| As someone who comes from an area with clean fresh water, that does not contain added fluoride, this is not a complex issue. It's simply not a question that comes up. People have good dental hygiene here. To my mind, yes sure you can over complicate the entire debate, but all of that is irrelevant in the face of these basic points: - Is there a chance that fluoride ingestion could be detrimental to human health?

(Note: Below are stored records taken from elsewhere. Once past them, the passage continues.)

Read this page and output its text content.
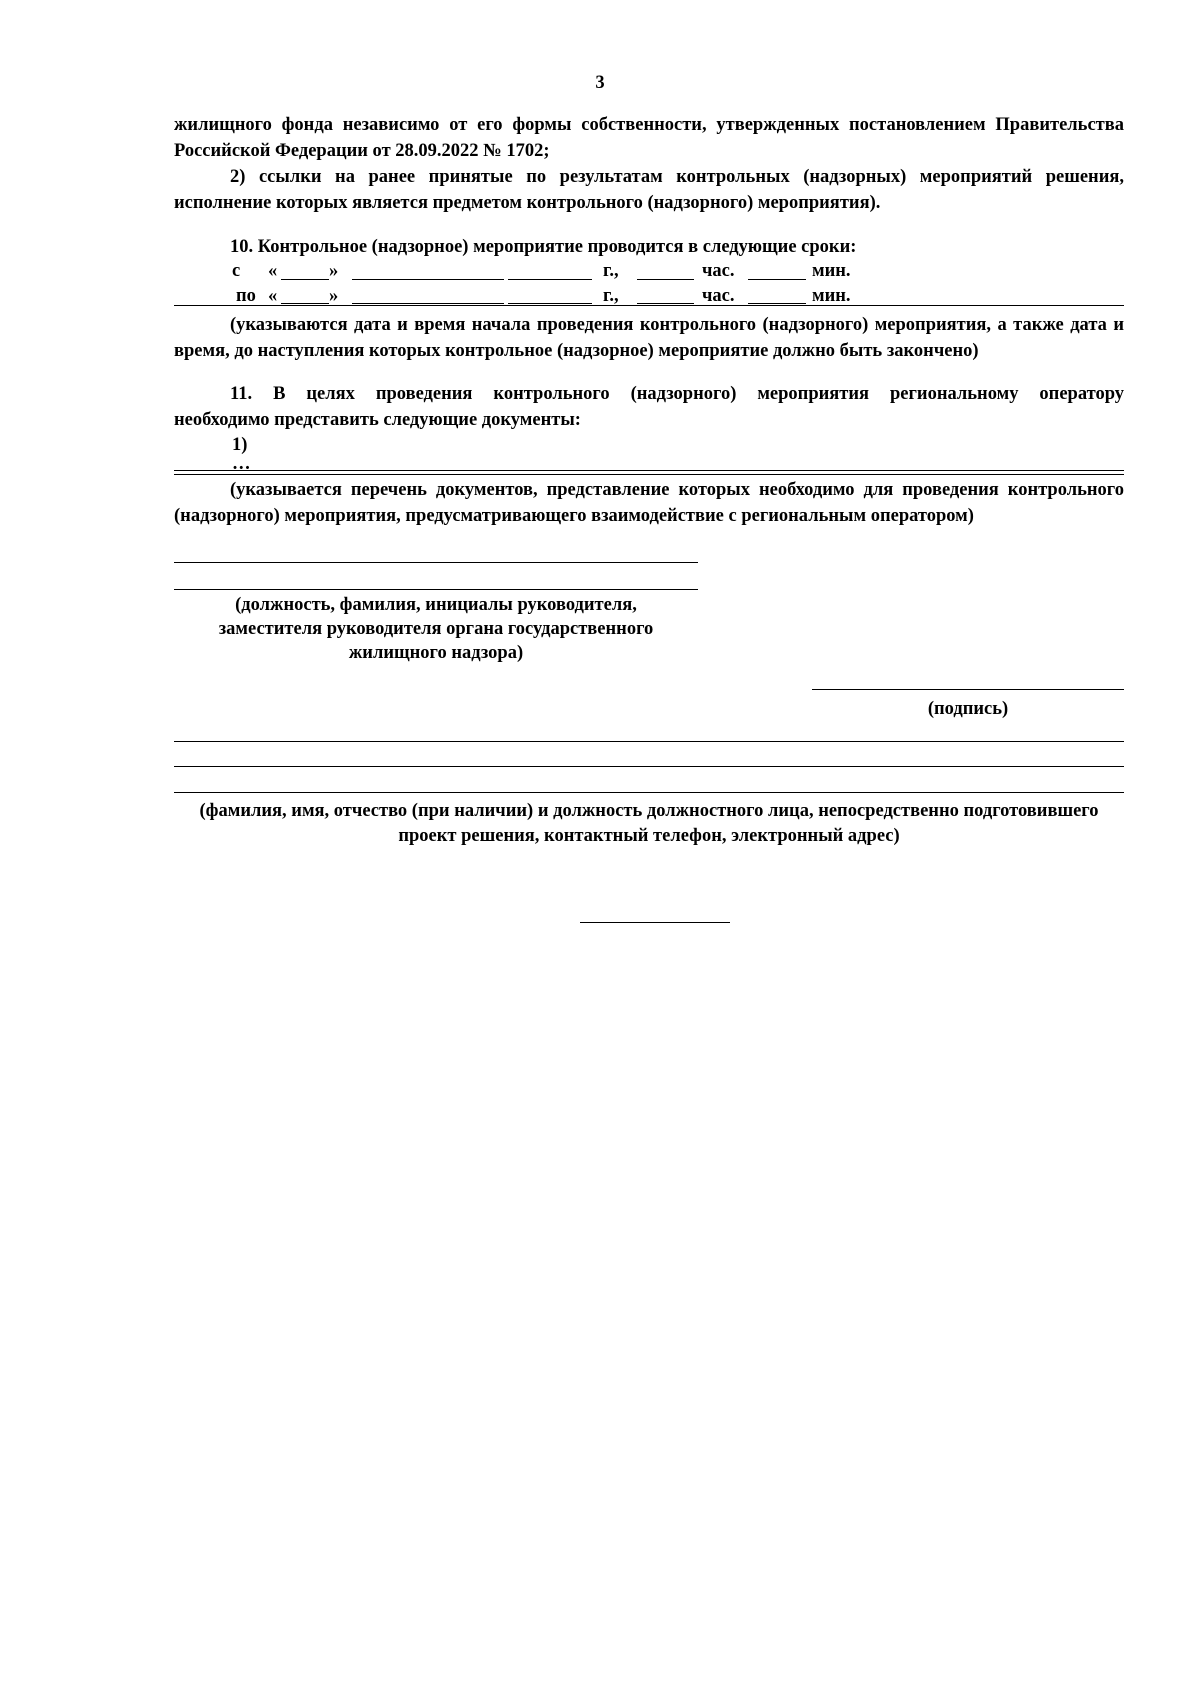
3
жилищного фонда независимо от его формы собственности, утвержденных постановлением Правительства
Российской Федерации от 28.09.2022 № 1702;
2) ссылки на ранее принятые по результатам контрольных (надзорных) мероприятий решения,
исполнение которых является предметом контрольного (надзорного) мероприятия).
10. Контрольное (надзорное) мероприятие проводится в следующие сроки:
с «	»	г.,	час.	мин.
по «	»	г.,	час.	мин.
(указываются дата и время начала проведения контрольного (надзорного) мероприятия, а также дата и
время, до наступления которых контрольное (надзорное) мероприятие должно быть закончено)
11. В целях проведения контрольного (надзорного) мероприятия региональному оператору
необходимо представить следующие документы:
1)
…
(указывается перечень документов, представление которых необходимо для проведения контрольного
(надзорного) мероприятия, предусматривающего взаимодействие с региональным оператором)
(должность, фамилия, инициалы руководителя,
заместителя руководителя органа государственного
жилищного надзора)
(подпись)
(фамилия, имя, отчество (при наличии) и должность должностного лица, непосредственно подготовившего
проект решения, контактный телефон, электронный адрес)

- Can tooth decay be prevented by diet and brush/floss with good quality toothpaste? Presumed safety of chemicals (at the behest of organizations) to human/environment until proven otherwise is shocking to me. They irony of all this is that if you want to buy good quality toothpaste you are forced to import it from overseas, due to the FDA limiting ingredients in toothpaste. |
> - Is there a chance that fluoride ingestion could be detrimental to human health? - Can tooth decay be prevented by diet and brush/floss with good quality toothpaste?
When evaluating those points, be sure to assess what actually happens, in real life, to real people, and not what could happen in theory.
For example, even if tooth decay could be effectively "prevented by diet and brush/floss with good quality toothpaste" in theory, the effect might be smaller (possibly much smaller) in practice, as people in general suck at lifestyle changes, dieting being a prime example, and then a noticeable subset of the population has problems with regularly brushing their teeth (for some reason, this is surprising to many). Unless you have a way for fixing that (so far no one has), this may well make fluoridated water come out ahead in comparison.
--
EDIT: The above is similar to the argument for, e.g., opt-out health insurance and social retirement savings plans - you're still free to choose an alternative or decide to stay with the default, but if for some reason you can't understand the choice or can't be arsed to make one, you and everyone else are better off with you having some insurance and savings by default. The similarity is that we know for certain that the "incapable of making a choice" bucket will contain a substantial segment of the population, so at policy level, making health insurance/retirement savings opt-in with nothing as default, is just deciding to screw all those people over.